Inky's new twist on internships - pay us
Jean Folkerts, dean of that "other" Carolina journalism school, relates how she got a call from the Philly Inquirer: We can't afford to pay interns, she says she was told, but if you pay us, we'll gladly take some on.
Union rules apparently do not allow credit-only internships.
While I know it will be very tempting for Philly-area schools to participate -- after all, this is the hometown paper and the 800-pound gorilla -- I hope the schools unite to reject the idea.
Yes, we all understand how bad the business is. But this is just more evidence of how the newspaper industry has not and continues, in some quarters, not to get it. This is your future; if you are not going to do R&D, you can at least figure out a way to invest in your future. That is, unless you've decided you don't have a future.
And if the union is as short-sighted as the paper so as to not figure out a way to give the youg'uns some experience, then it deserves to fade into the sunset too. (And I'm a proud former Guild member.)
On the other hand, Mike Riggs of the Washington City Paper says it's the j-schools' fault for continuing their print components and "vamping" their multimedia (can't disagree about the "vamping." There are real tensions in the academy. When Online Journalism Review shut down, Robert Niles said one of the reasons was that the school didn't think it could bring anyone on who knew new media who could get tenure, and a friend tells me that a faculty member at a major Southwestern university whose specialty was researching blogging was also recently denied tenure).

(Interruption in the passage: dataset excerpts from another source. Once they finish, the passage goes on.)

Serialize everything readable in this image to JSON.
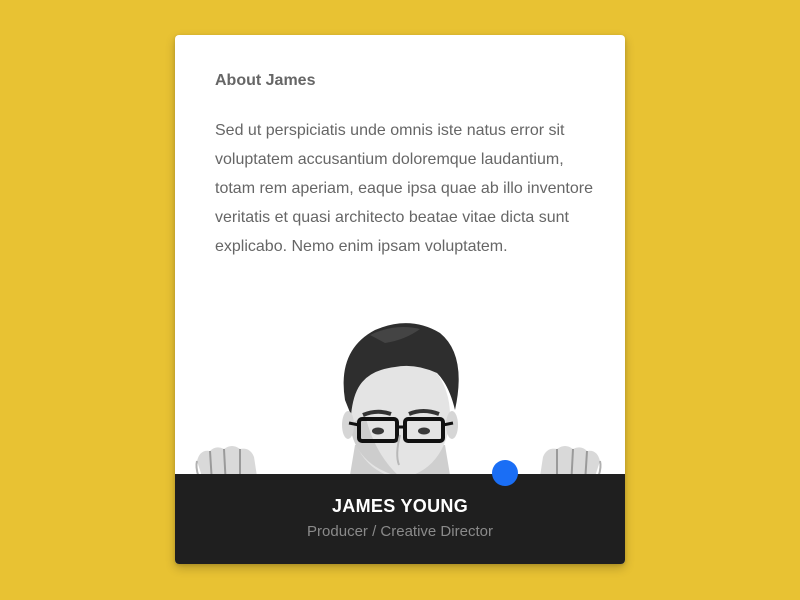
{
  "profile": {
    "heading": "About James",
    "bio": "Sed ut perspiciatis unde omnis iste natus error sit voluptatem accusantium doloremque laudantium, totam rem aperiam, eaque ipsa quae ab illo inventore veritatis et quasi architecto beatae vitae dicta sunt explicabo. Nemo enim ipsam voluptatem.",
    "name": "JAMES YOUNG",
    "role": "Producer / Creative Director"
  },
  "colors": {
    "background": "#e8c233",
    "card": "#ffffff",
    "footer": "#1f1f1f",
    "status_dot": "#1a6ef5",
    "body_text": "#666666",
    "role_text": "#8a8a8a"
  },
  "icons": {
    "portrait": "person-photo",
    "left_hand": "hand-icon",
    "right_hand": "hand-icon",
    "status": "online-status-dot"
  }
}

Riggs says j-schools should raise scholarships (Yeah, we'll do that, Mike. Who in the industry do you propose we ask?) or build it into tuition (and you think people already complain about the cost).
However, Erin Schultz, in a comment to Folkerts' post, makes the point that if colleges are going to charge credit-hour tuition rates for internship credit, then some of the vigorish should probably go to the student (or maybe the paper for its "support" role, which is far greater than the school's in those cases). Can't say I disagree there.